As for the direction of the angular acceleration vectors - the best I can do for you is to say that you can get ω from a vector cross product of the tangential velocity and the radius and the cross product is defined so that the answer is always perpendicular to both of the vectors that you started with. I'm sure someone else might be able to give you a more satisfying answer.

4. Mar 30, 2013

### leehufford

θ(t) = a + bt - c(t^3)
ω(t) = b - 3c(t^2)
α(t) = -6ct

Given that at t=1.5s, α=1.25 rad/s^2 I substitute:

Which is the correct value with the correct units. How can angular acceleration have units of rad/s^3? I still don't undertstand how this actually works. Thanks for the reply and all future replies.

-Lee

5. Mar 30, 2013

### leehufford

Thank you for the reply. We were just introduced to the cross product a week or so ago when talking about Torque. I sort of understand how that works now. My big problem really is how these polynomials relate to physics equations.. because a polynomial is for only x, yet these polynomials seem to have θ, ω, and α in them. I really don't even see why a and b are what they are.

Last edited: Mar 30, 2013
6. Mar 30, 2013

### Staff: Mentor

You wrote it yourself: the angular acceleration (α) has units of rad/s^2.

7. Mar 30, 2013

### cepheid

Staff Emeritus
Yeah, this is correct. Why the uncertainty?
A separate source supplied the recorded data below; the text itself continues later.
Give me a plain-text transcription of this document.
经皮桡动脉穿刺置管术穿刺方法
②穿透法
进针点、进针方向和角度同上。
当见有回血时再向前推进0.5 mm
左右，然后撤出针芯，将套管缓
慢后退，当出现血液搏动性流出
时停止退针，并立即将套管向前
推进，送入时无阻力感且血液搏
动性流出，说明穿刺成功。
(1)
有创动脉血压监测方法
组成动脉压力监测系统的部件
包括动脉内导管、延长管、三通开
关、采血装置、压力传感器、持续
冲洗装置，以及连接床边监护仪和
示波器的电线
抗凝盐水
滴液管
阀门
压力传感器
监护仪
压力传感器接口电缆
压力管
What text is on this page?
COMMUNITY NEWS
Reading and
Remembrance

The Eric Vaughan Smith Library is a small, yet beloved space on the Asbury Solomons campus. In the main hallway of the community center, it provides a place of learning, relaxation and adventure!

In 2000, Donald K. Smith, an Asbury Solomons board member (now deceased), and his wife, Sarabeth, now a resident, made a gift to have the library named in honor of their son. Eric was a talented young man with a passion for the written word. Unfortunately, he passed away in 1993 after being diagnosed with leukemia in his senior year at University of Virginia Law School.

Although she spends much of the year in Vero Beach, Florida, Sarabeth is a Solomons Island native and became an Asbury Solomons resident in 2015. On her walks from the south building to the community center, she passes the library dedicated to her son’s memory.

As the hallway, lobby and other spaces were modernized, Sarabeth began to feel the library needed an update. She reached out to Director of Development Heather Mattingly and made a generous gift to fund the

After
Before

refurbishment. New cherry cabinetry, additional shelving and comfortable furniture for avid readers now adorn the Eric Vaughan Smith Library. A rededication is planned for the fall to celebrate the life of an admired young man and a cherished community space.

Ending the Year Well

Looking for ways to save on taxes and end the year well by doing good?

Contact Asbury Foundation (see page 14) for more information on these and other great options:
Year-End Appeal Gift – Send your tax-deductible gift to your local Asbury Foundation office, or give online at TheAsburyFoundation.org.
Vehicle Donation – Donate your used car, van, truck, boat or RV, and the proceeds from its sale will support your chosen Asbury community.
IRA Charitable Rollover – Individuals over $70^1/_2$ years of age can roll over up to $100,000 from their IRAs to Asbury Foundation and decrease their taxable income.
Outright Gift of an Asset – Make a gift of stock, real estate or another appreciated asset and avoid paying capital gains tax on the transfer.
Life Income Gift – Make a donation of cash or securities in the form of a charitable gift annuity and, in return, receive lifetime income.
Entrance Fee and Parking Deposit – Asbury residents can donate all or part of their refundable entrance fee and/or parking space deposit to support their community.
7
I will try to help, but this is a REALLY vague question. Could you try asking a specific one?

The angular displacement θ is a cubic function of time, which means that if you plot θ vs. t, starting at t = 0 you get something like what's shown in the attached plot. That's all. What is it about the functional form being a cubic that is throwing you off?

It's just a definition. Quantities like angular momentum and torque are treated like vectors, with the relationship between the direction of the vector and the direction of the associated rotation being given by the right hand rule. This is useful because these quantities have many of the mathematical properties of vectors. They can add like vectors etc. However, they do not share all of the properties of vectors: they are pseudo-vectors.

You might have seen the demo (or tried it yourself) where you have a vertical bicycle wheel that is spinning (oriented such that you are viewing it edge-on, and its axis goes from left to right, from your point of view). You are holding it from that axis (or axle), one hand on one side, and one hand on the other side. You are sitting in a swivel chair. You try to rotate the bicycle wheel away from vertical around an axis perpendicular to the axle, so that it goes from being oriented like this: ||, to being oriented like this: =

Much to your surprise, when you try to rotate the wheel in this fashion, the whole system (you + wheel) ends up rotating around the axis of the swivel chair (which is perpendicular to the other two axes)! At first this seems pretty wacky and hard to understand, but if you just consider the directions of the angular momentum and torque, and sum the vectors, it all makes sense. That's why the vector formalism is useful for this type of quantity. Makes is easy to try to add rotations around different axes together (which is otherwise hard to visualize). Look up gyroscopic precession for more details.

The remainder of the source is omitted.